Pluristem Therapeutics Inc., Israel's developer of placenta-based cell therapy products, has reached an agreement with Japan's Pharmaceuticals and Medical Devices Agency (PMDA) on the design of the final trial needed to apply for conditional approval of PLX-PAD cells in the treatment of critical limb ischemia (CLI).

The approval of the protocol for the 75-patient trial was part of a larger agreement on the development of PLX-PAD via Japan's new accelerated regulatory pathway for regenerative medicine.

"With this achievement we have advanced our strategy to expedite commercialization of our cell products. Pluristem is now positioned favorably to accelerate negotiations with those Japanese pharma companies interested in becoming dominant players in the expanding regenerative medicine market in Japan," stated Pluristem Chairman and CEO Zami Aberman.

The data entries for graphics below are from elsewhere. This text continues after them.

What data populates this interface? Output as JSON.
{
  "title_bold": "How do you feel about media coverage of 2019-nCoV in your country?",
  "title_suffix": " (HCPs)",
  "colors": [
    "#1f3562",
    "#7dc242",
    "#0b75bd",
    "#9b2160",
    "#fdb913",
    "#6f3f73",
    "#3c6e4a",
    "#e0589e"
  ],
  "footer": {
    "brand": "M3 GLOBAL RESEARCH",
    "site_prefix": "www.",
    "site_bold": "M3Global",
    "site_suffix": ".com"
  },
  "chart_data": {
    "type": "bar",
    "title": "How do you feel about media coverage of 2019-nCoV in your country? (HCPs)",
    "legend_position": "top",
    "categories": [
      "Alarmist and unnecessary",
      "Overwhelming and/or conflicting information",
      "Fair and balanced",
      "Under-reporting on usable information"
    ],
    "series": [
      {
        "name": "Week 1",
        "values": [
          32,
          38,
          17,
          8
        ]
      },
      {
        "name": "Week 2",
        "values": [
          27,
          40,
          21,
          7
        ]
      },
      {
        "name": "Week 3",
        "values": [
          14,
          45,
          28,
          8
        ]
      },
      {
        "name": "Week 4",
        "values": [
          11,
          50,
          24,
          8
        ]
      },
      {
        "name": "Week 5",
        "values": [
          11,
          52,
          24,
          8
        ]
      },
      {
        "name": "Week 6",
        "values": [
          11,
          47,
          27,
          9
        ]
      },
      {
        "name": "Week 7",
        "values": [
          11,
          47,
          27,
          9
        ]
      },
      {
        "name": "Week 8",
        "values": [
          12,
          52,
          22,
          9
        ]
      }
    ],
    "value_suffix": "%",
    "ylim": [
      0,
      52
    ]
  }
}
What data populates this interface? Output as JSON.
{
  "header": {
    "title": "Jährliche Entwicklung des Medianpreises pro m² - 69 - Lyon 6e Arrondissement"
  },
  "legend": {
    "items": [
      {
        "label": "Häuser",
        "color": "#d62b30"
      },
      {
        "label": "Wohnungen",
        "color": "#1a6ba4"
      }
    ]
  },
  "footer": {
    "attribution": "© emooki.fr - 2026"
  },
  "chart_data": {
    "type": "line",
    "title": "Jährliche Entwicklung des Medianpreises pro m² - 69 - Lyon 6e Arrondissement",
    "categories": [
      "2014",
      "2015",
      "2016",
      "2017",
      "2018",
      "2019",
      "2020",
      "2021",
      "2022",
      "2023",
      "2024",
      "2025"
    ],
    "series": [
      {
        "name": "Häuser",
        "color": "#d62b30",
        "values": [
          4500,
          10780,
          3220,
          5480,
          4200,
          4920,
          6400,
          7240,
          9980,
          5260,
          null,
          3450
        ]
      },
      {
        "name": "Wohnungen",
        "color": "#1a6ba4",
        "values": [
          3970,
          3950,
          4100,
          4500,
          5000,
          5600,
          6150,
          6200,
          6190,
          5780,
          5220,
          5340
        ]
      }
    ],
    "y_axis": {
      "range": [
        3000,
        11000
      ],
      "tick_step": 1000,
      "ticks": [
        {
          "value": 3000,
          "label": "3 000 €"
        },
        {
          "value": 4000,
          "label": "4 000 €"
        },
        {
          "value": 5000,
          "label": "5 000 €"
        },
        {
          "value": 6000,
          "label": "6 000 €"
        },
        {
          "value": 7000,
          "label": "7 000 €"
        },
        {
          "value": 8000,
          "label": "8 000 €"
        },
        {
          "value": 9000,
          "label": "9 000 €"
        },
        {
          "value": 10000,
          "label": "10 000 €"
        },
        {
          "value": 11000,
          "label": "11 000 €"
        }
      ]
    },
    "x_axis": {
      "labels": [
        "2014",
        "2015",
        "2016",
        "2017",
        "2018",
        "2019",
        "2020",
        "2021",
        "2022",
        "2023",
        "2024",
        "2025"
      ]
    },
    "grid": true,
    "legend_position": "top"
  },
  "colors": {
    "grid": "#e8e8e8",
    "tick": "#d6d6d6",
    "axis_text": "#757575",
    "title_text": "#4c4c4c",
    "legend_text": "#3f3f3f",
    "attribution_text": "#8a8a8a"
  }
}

The trial will collect data on 75 patients suffering from CLI. These patients will be randomized into three groups of 25. Group one will receive an initial 150 million PLX-PAD cell dose followed eight weeks later by a second 150 million cell dose; group two will be treated with an initial 300 million PLX-PAD cells followed eight weeks later by a second dose of 300 million cells; group three will receive two doses of placebo.

The cells will be injected into a leg muscle using a standard syringe. Efficacy and safety will be determined from outcomes measured nine months after administration of the first dose.

The primary efficacy endpoint will be diagnosis of a patient as CLI-free for 60 days. Pluristem expects to submit the formal Clinical Trial Notification (CTN) to the PDMA, based on the agreement reached with the regulatory body, in early 2016.

The PMDA is expected to respond officially within 30 days. Earlier in 2015, the PMDA cleared PLX-PAD cells for use in clinical studies in Japan, a prerequisite to conducting this clinical trial.

Japan's Act on the Safety of Regenerative Medicines went into effect in November 2014. Its purpose is to facilitate faster approval of cellular therapies and other regenerative medicine treatments for marketing.

According to the law, these therapies can receive conditional, time-limited approval for marketing, and be eligible for reimbursement, upon proof of safety and a signal of effectiveness but prior to verification of efficacy. Safety and efficacy need to be confirmed via collection of observational data after the conditional approval.